Killian pasó por calles estrechas y grandes avenidas, plazas excavadas en la
roca y cavernas naturales. Los enanos eran grandes maestros del manejo de la
piedra y los metales. Las calles y cavernas más altas sostenían los techos con
columnas de tallas intrincadas. Las casas eran excavadas en la roca. En las
grandes cavernas naturales, las casas eran construidas con tal maestría que ni
el filo de una daga entraba por las juntas de las piedras.
El palacio de Margma, el rey de Hrim-Thain, estaba al otro lado de una sima
de la que no se veía el fondo. La única forma de cruzarlo era por un ancho
puente de mármol que parecía esculpido en una sola pieza. Estaba flanqueado por
dos recios enanos en los que destacaban sus largas barbas trenzadas y dos
hachas de doble filo de aspecto mortífero.

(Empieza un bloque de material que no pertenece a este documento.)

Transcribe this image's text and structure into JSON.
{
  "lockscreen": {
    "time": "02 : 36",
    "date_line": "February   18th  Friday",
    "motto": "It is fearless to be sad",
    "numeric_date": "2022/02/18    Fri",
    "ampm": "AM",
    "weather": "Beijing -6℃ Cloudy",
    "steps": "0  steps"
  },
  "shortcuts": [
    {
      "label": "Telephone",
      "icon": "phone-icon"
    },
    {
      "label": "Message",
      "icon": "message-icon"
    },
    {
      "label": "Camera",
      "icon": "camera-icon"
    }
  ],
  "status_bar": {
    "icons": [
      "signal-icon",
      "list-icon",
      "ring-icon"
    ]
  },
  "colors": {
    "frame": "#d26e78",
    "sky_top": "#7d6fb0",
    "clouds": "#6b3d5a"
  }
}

Estaban completamente quietos y si
no fuera porque le seguían con esos pequeños ojos que tenían debajo de las
pobladas cejas, Killian los habría confundido con estatuas.

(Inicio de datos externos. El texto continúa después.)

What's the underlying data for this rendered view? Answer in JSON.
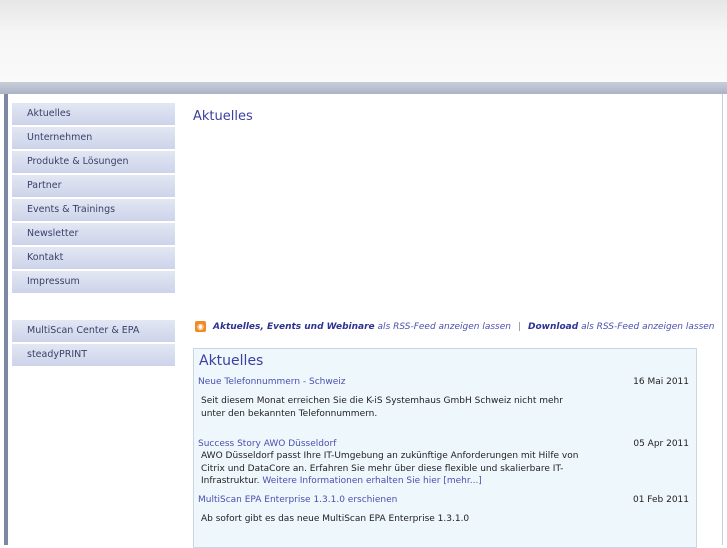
{
  "nav": {
    "main": [
      "Aktuelles",
      "Unternehmen",
      "Produkte & Lösungen",
      "Partner",
      "Events & Trainings",
      "Newsletter",
      "Kontakt",
      "Impressum"
    ],
    "secondary": [
      "MultiScan Center & EPA",
      "steadyPRINT"
    ]
  },
  "page_title": "Aktuelles",
  "rss": {
    "link1": "Aktuelles, Events und Webinare",
    "text1": "als RSS-Feed anzeigen lassen",
    "sep": "|",
    "link2": "Download",
    "text2": "als RSS-Feed anzeigen lassen"
  },
  "news": {
    "heading": "Aktuelles",
    "items": [
      {
        "title": "Neue Telefonnummern - Schweiz",
        "date": "16 Mai 2011",
        "body": "Seit diesem Monat erreichen Sie die K-iS Systemhaus GmbH Schweiz nicht mehr unter den bekannten Telefonnummern.",
        "more": ""
      },
      {
        "title": "Success Story AWO Düsseldorf",
        "date": "05 Apr 2011",
        "body": "AWO Düsseldorf passt Ihre IT-Umgebung an zukünftige Anforderungen mit Hilfe von Citrix und DataCore an. Erfahren Sie mehr über diese flexible und skalierbare IT-Infrastruktur. ",
        "more": "Weitere Informationen erhalten Sie hier [mehr...]"
      },
      {
        "title": "MultiScan EPA Enterprise 1.3.1.0 erschienen",
        "date": "01 Feb 2011",
        "body": "Ab sofort gibt es das neue MultiScan EPA Enterprise 1.3.1.0",
        "more": ""
      }
    ]
  }
}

El puente llevaba a una terraza. El suelo era un mosaico representando dos
hachas cruzadas, el símbolo de los enanos. Al borde de la sima se levantaba una
balaustrada, grande para los enanos, pero pequeña para él. La fachada del
palacio estaba incrustada en la roca, allí donde terminaba el mármol
comenzaba la piedra. El mármol blanco reflejaba la luz de las antorchas,
lo que hacía que pareciera que el palacio brillaba. La puerta era alta, de
hierro y estaba decorada con las dos hachas enanas cruzadas. Para cruzarla,
Killian pasó entre dos enanos armados y con una mirada fiera en la cara. Los
pedestales sobre los que estaban los delataban como estatuas.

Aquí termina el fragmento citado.